Power  /  Speech

The History of the Filibuster

In testimony before a committee of the U.S. Senate, Sarah Binder counters a number of conventionally held notions about the filibuster.

Chairman Schumer, Ranking Member Bennett, and members of the Committee. My name is Sarah Binder. I am a senior fellow at the Brookings Institution and a professor of political science at George Washington University. I appreciate the opportunity to testify today about the history of the filibuster.

I want to offer three arguments today about that history.

First, historical lore says that the filibuster was part of the original design of the Senate. Not true. When we scour early Senate history, we discover that the filibuster was created by mistake.

Second, we often say that the 19th century Senate was a golden age of deliberation. But the golden age was not so golden: Senate leaders by the 1840s were already trying to adopt a cloture rule. But most such efforts to bar the filibuster were filibustered.

Third, creation of the cloture rule in 1917 was not a statement of the Senate’s love for supermajority rules. Instead, it was the product of hard-nose bargaining with an obstructive minority. Short-term, pragmatic politics shape contests to change Senate rules.
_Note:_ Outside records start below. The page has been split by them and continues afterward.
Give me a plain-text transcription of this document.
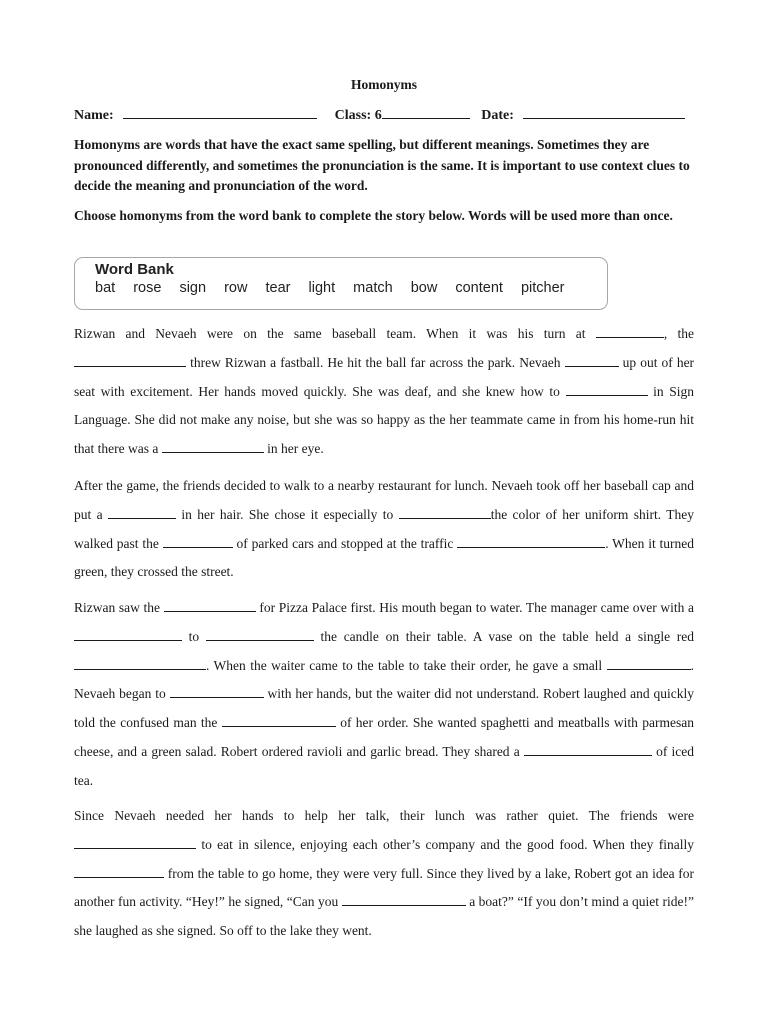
Homonyms
Name:	Class: 6	Date:

Homonyms are words that have the exact same spelling, but different meanings. Sometimes they are pronounced differently, and sometimes the pronunciation is the same. It is important to use context clues to decide the meaning and pronunciation of the word.

Choose homonyms from the word bank to complete the story below. Words will be used more than once.

Word Bank
bat rose sign row tear light match bow content pitcher

Rizwan and Nevaeh were on the same baseball team. When it was his turn at	, the  threw Rizwan a fastball. He hit the ball far across the park. Nevaeh	up out of her seat with excitement. Her hands moved quickly. She was deaf, and she knew how to	in Sign Language. She did not make any noise, but she was so happy as the her teammate came in from his home-run hit that there was a	in her eye.

After the game, the friends decided to walk to a nearby restaurant for lunch. Nevaeh took off her baseball cap and put a	in her hair. She chose it especially to	the color of her uniform shirt. They walked past the	of parked cars and stopped at the traffic	. When it turned green, they crossed the street.

Rizwan saw the	for Pizza Palace first. His mouth began to water. The manager came over with a  to	the candle on their table. A vase on the table held a single red . When the waiter came to the table to take their order, he gave a small	. Nevaeh began to	with her hands, but the waiter did not understand. Robert laughed and quickly told the confused man the	of her order. She wanted spaghetti and meatballs with parmesan cheese, and a green salad. Robert ordered ravioli and garlic bread. They shared a	of iced tea.

Since Nevaeh needed her hands to help her talk, their lunch was rather quiet. The friends were  to eat in silence, enjoying each other’s company and the good food. When they finally from the table to go home, they were very full. Since they lived by a lake, Robert got an idea for another fun activity. “Hey!” he signed, “Can you	a boat?” “If you don’t mind a quiet ride!” she laughed as she signed. So off to the lake they went.
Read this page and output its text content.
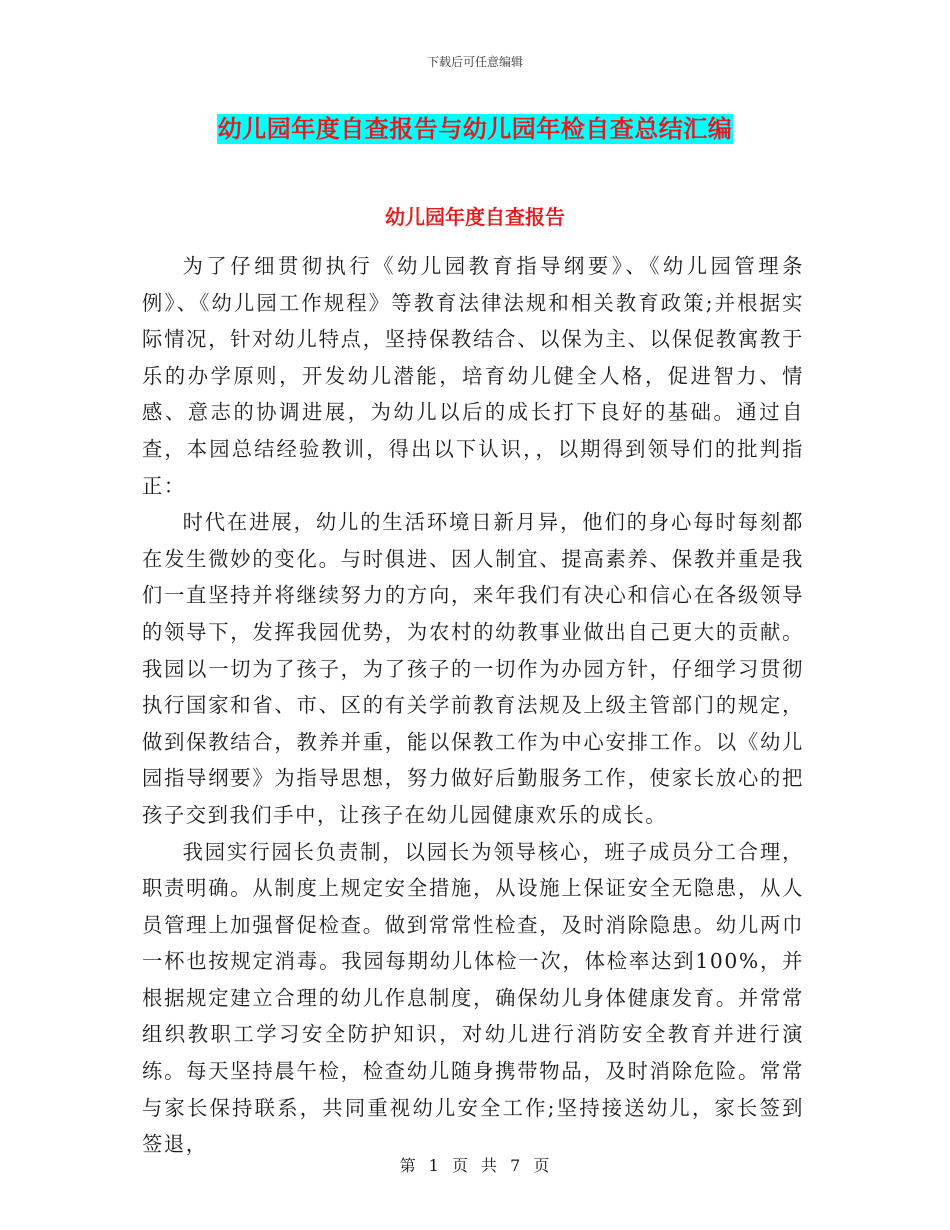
下载后可任意编辑
幼儿园年度自查报告与幼儿园年检自查总结汇编
幼儿园年度自查报告

为了仔细贯彻执行《幼儿园教育指导纲要》、《幼儿园管理条例》、《幼儿园工作规程》等教育法律法规和相关教育政策;并根据实际情况，针对幼儿特点，坚持保教结合、以保为主、以保促教寓教于乐的办学原则，开发幼儿潜能，培育幼儿健全人格，促进智力、情感、意志的协调进展，为幼儿以后的成长打下良好的基础。通过自查，本园总结经验教训，得出以下认识，，以期得到领导们的批判指正：

时代在进展，幼儿的生活环境日新月异，他们的身心每时每刻都在发生微妙的变化。与时俱进、因人制宜、提高素养、保教并重是我们一直坚持并将继续努力的方向，来年我们有决心和信心在各级领导的领导下，发挥我园优势，为农村的幼教事业做出自己更大的贡献。我园以一切为了孩子，为了孩子的一切作为办园方针，仔细学习贯彻执行国家和省、市、区的有关学前教育法规及上级主管部门的规定，做到保教结合，教养并重，能以保教工作为中心安排工作。以《幼儿园指导纲要》为指导思想，努力做好后勤服务工作，使家长放心的把孩子交到我们手中，让孩子在幼儿园健康欢乐的成长。

我园实行园长负责制，以园长为领导核心，班子成员分工合理，职责明确。从制度上规定安全措施，从设施上保证安全无隐患，从人员管理上加强督促检查。做到常常性检查，及时消除隐患。幼儿两巾一杯也按规定消毒。我园每期幼儿体检一次，体检率达到100%，并根据规定建立合理的幼儿作息制度，确保幼儿身体健康发育。并常常组织教职工学习安全防护知识，对幼儿进行消防安全教育并进行演练。每天坚持晨午检，检查幼儿随身携带物品，及时消除危险。常常与家长保持联系，共同重视幼儿安全工作;坚持接送幼儿，家长签到签退，

第 1 页 共 7 页
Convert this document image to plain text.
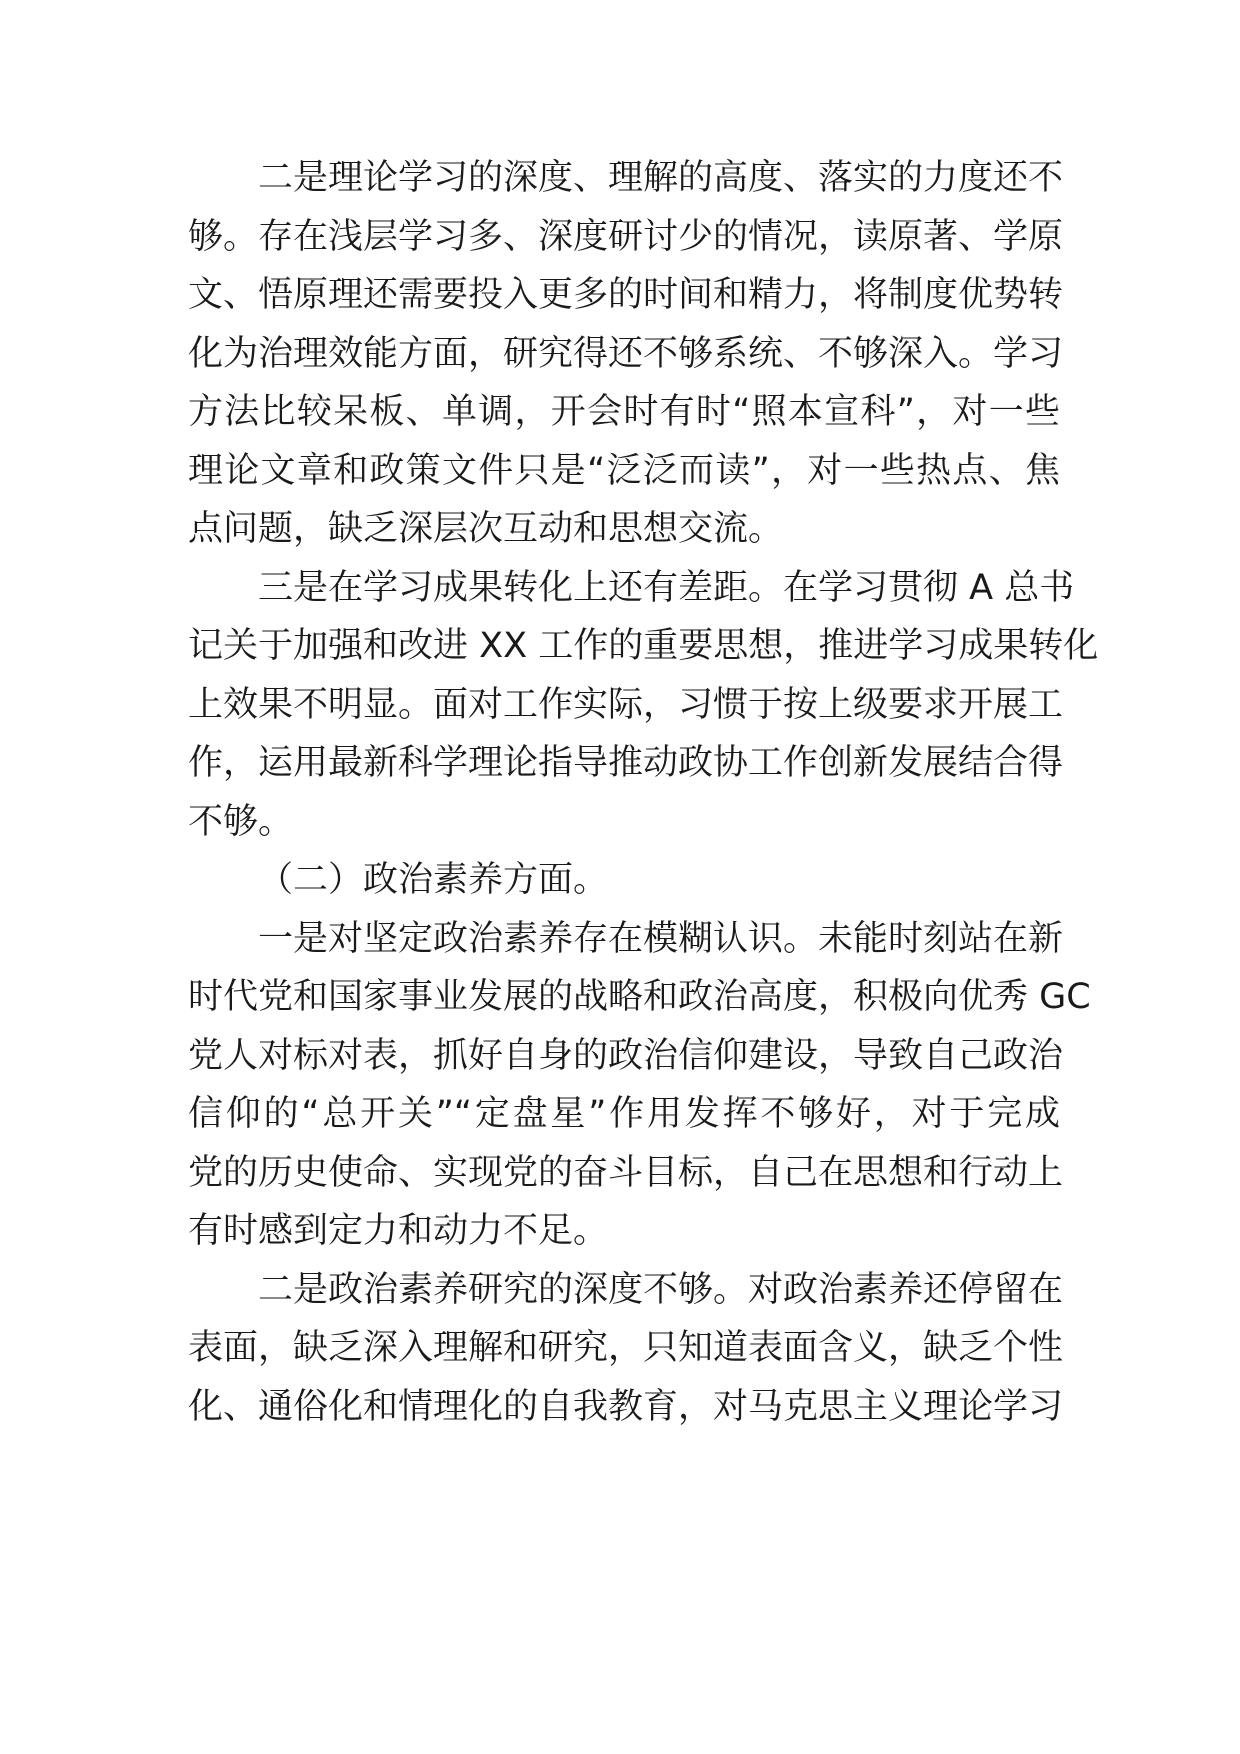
二是理论学习的深度、理解的高度、落实的力度还不
够。存在浅层学习多、深度研讨少的情况，读原著、学原
文、悟原理还需要投入更多的时间和精力，将制度优势转
化为治理效能方面，研究得还不够系统、不够深入。学习
方法比较呆板、单调，开会时有时“照本宣科”，对一些
理论文章和政策文件只是“泛泛而读”，对一些热点、焦
点问题，缺乏深层次互动和思想交流。
三是在学习成果转化上还有差距。在学习贯彻 A 总书
记关于加强和改进 XX 工作的重要思想，推进学习成果转化
上效果不明显。面对工作实际，习惯于按上级要求开展工
作，运用最新科学理论指导推动政协工作创新发展结合得
不够。
（二）政治素养方面。
一是对坚定政治素养存在模糊认识。未能时刻站在新
时代党和国家事业发展的战略和政治高度，积极向优秀 GC
党人对标对表，抓好自身的政治信仰建设，导致自己政治
信仰的“总开关”“定盘星”作用发挥不够好，对于完成
党的历史使命、实现党的奋斗目标，自己在思想和行动上
有时感到定力和动力不足。
二是政治素养研究的深度不够。对政治素养还停留在
表面，缺乏深入理解和研究，只知道表面含义，缺乏个性
化、通俗化和情理化的自我教育，对马克思主义理论学习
The Negative Impact of the Use of Filibusters and Holds

Allow me to elaborate on these three points.

1. Origins of the filibuster [1]

We have many received wisdoms about the filibuster. However, most of them are not true. The most persistent myth is that the filibuster was part of the founding fathers’ constitutional vision for the Senate: It is said that the upper chamber was designed to be a slow-moving, deliberative body that cherished minority rights. In this version of history, the filibuster was a critical part of the framers’ Senate.

However, when we dig into the history of Congress, it seems that the filibuster was created by mistake. Let me explain.

The House and Senate rulebooks in 1789 were nearly identical. Both rulebooks included what is known as the “previous question” motion. The House kept their motion, and today it empowers a simple majority to cut off debate. The Senate no longer has that rule on its books.

What happened to the Senate’s rule? In 1805, Vice President Aaron Burr was presiding over the Senate (freshly indicted for the murder of Alexander Hamilton), and he offered this advice. He said something like this. You are a great deliberative body. But a truly great Senate would have a cleaner rule book. Yours is a mess. You have lots of rules that do the same thing. And he singles out the previous question motion. Now, today, we know that a simple majority in the House can use the rule to cut off debate. But in 1805, neither chamber used the rule that way. Majorities were still experimenting with it. And so when Aaron Burr said, get rid of the previous question motion, the Senate didn’t think twice. When they met in 1806, they dropped the motion from the Senate rule book.

Why? Not because senators in 1806 sought to protect minority rights and extended debate. They got rid of the rule by mistake: Because Aaron Burr told them to.